I have found the Dr. Dobbs article, which seems to have the best and most numerous examples of Boost threading, but I'm still unclear on how to actually get the different threads to execute in parallel. I'm really just starting out here, so maybe I'm just misinterpreting, but it looks like in the examples the threads are executed serially, which doesn't make any sense. I must misunderstand something.

I admit my impatience with reading the whole article in detail, because my particular application seems--to my naive self--to naturally avoid the major pitfalls of threading.

Basically, it creates a collection of Recipients, and for each recipient:
- queries for some information to email to the recipient
- emails the information to the Recipient
- deletes the database records that led to the email being sent (no two recipients will share a record, and this is MySQL, so there will be no table locks)
- logs the sending of the email in another database table
- updates a record of the last time the user received an email

Rather than processing each recipient serially in a loop, I'd like to be able to spawn a thread for each recipient. I'm thinking that I need to combine all of the per-recipient tasks into a single function and then spawn a new thread of that function for each recipient. Am I on the right track? Do I need to use a thread_group so I can dynamically create threads rather than instantiating specific named threads, as is done in all of the Dr. Dobbs examples?

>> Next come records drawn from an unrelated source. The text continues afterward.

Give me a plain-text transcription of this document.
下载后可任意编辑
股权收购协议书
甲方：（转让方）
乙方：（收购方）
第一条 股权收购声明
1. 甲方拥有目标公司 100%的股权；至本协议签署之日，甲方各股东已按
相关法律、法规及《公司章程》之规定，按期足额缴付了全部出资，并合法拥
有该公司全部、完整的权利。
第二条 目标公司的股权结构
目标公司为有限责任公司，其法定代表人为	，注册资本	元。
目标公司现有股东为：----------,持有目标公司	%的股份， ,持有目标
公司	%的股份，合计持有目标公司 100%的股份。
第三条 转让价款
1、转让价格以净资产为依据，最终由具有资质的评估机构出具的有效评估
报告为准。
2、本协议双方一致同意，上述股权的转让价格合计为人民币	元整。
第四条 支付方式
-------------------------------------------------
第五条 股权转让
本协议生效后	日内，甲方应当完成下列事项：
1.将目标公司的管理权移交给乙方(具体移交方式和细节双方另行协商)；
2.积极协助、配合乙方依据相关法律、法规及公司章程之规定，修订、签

Here is the gist of the application. The mailer is a functor.


  try {
    bool recipients_found = load_recipient_data();
    if (recipients_found) {
      Summary_Mailer mailer(get_url_domain(), get_bounce_address(), destination_template, mail_drop, verbose);

      for (summary_recipient_hash_map::iterator recipient_it = recipients.begin(); recipient_it != recipients.end(); ++recipient_it) {
        set_recipient_documents(&(recipient_it->second));

        if (!recipient_it->second.documents.empty()) {
          mailer(&(recipient_it->second));
          cleanup_research_summary_email(recipient_it->second);
          insert_email_sent_summary_research_activity(recipient_it->second);
        }

        update_user_research_summary_options(recipient_it->second);
      }
    }

    user_db.logoff();
    document_db.logoff();

  } 



Any applicable advice appreciated. Alliteration optional.
Leave a comment
[User Picture Icon]
From:ataxi
Date:December 21st, 2007 03:36 am (UTC)

This sort of thing ...

(Link)
You create a boost::thread with a boost::function0 (or equivalently, a boost::function<void ()>, or anything convertible to either).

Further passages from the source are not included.